There are two basic parent-tested tactics kids use to convey apathy. Each sends a surge of frustration up parents’ spines. Some kids will proclaim loud and clear, “I don’t care”; for example, upon hearing that their phone privileges are disconnected until they pay off a phone bill listing 2,724 call-in votes (at 50 cents apiece) naming their favorite green-haired rock star. Other kids elevate feigned indifference to its purest form. Barely giving you a listless shoulder shrug or mouth twist, Joy wants you to know she doesn’t even care enough to tell you she doesn’t care.
Most, if not all, I don’t care messages are facade. If Nielson truly didn’t mind losing TV until his room is clean enough to find the window, why would he spend time watching TV in the first place? If Penny genuinely wasn’t bothered about paying you 25 cents for drying the dishes she “forgot” about, she’d walk up and hand you a quarter every so often, just out of gratitude that you’re her mother.
Kids care about discipline. They just don’t want you to think they do, for two reasons. One, if you think that your 25-cent penalty affected Penny, you just might try this fine approach more often in the future, and she certainly wouldn’t want that. In any given year, she’d need to win the state lottery to pay you off.
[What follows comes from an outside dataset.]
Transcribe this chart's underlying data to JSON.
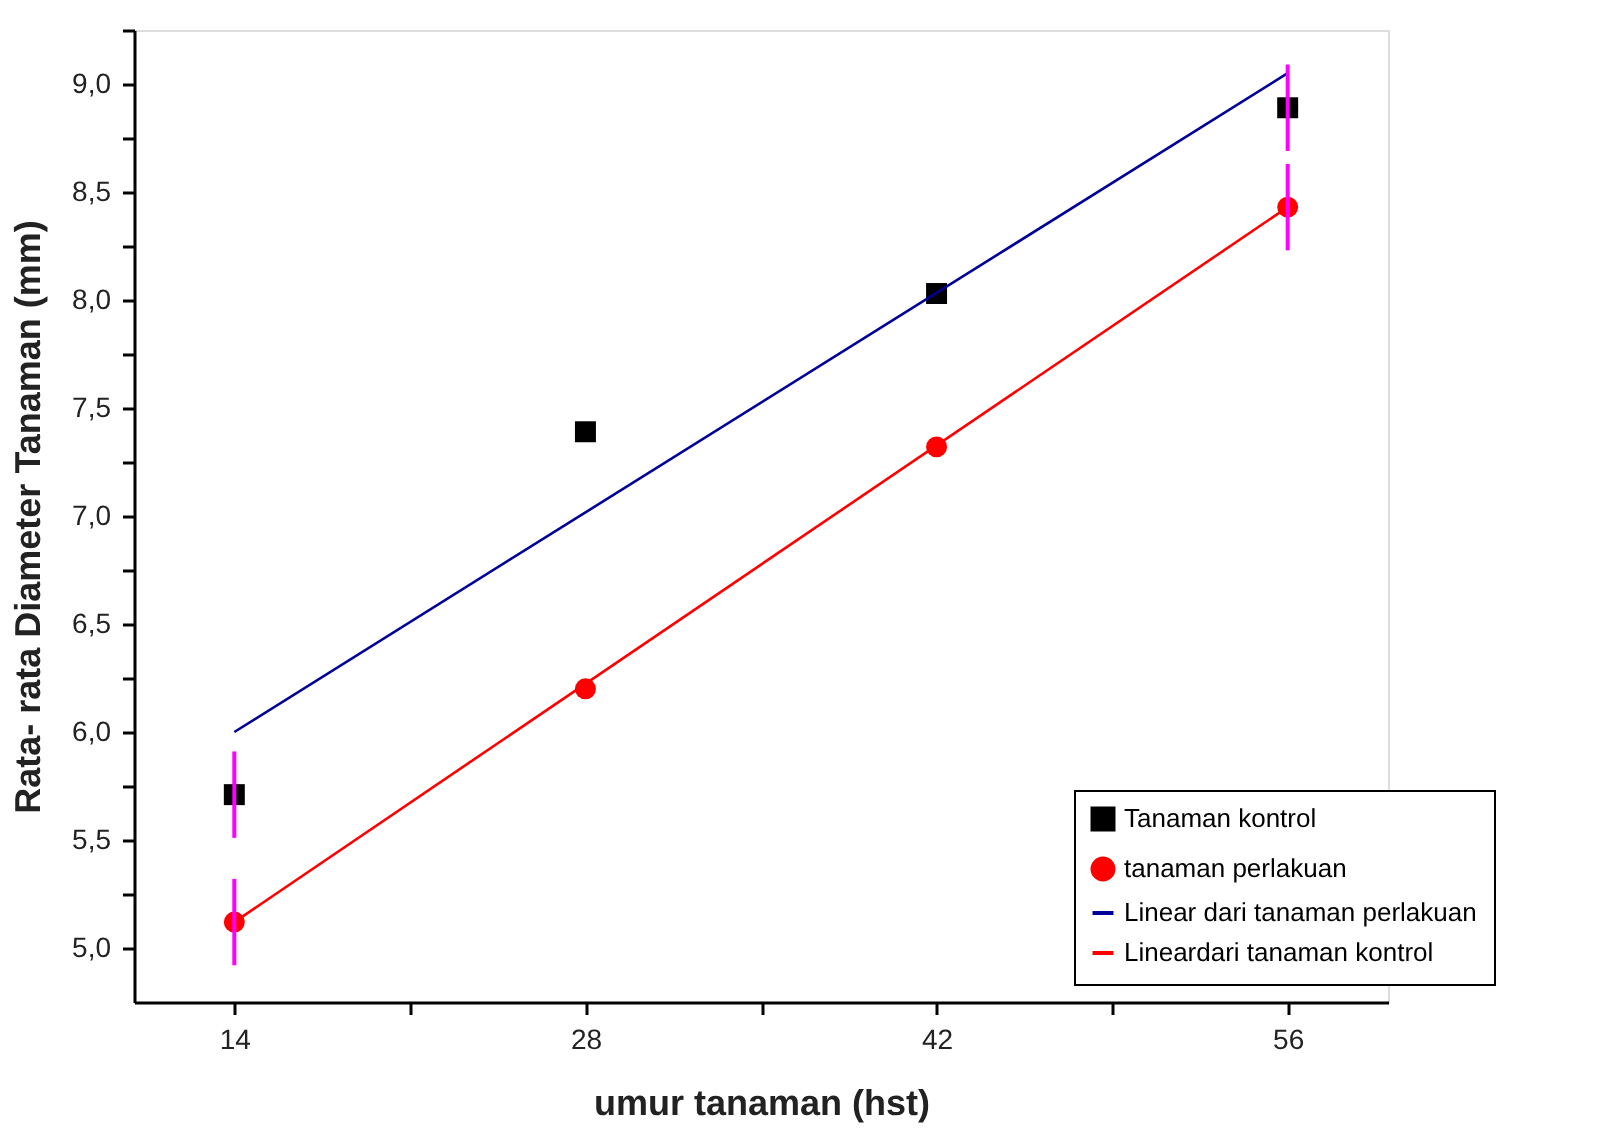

And two, Penny knows you’re upset over her apathy, so at least she salvages something for her quarter.
On occasion, kids genuinely don’t care about what you did. Carlisle’s thinking, “So what if I can’t have the car for a week. I don’t need it.” But on his third carless day, Carlisle gets a call from Carla, who says, “I have three free tickets to the Strawberry Asphalt concert, including a complimentary meal and autograph session with the band. Can you drive?” It took a few days, but Carlisle did find out that seemingly carefree consequences can lead to complications.
Too, always remember this discipline maxim: Your purpose is not solely to make kids care about your discipline. Your purpose is to place what you (or they) think is a fair consequence for their actions and then stick with it. Your goal is to teach Carlisle something about life, that is, that people are held accountable for their behavior, whether they care or not.
So what can you say or do in the face of apathy? Try meeting apathy with apathy. Don’t say or do anything. Your calm will convey quite nicely that it doesn’t matter to you that it doesn’t matter to Joy. If you bounce all over looking for consequences that do seem to matter to her, you’ll search endlessly, because Joy will most likely convey the same reaction regardless of what you try. Kids stick with tactics that work on parents.
If you must say something or you’ll just burst, try “I’m glad you’re taking this so calmly.” That usually takes the fire right out of apathy.
Apathy may be nerve-wracking, but it’s simpler to handle than an argument or outright resistance. Kids who don’t care do care, especially if we don’t care that they don’t care.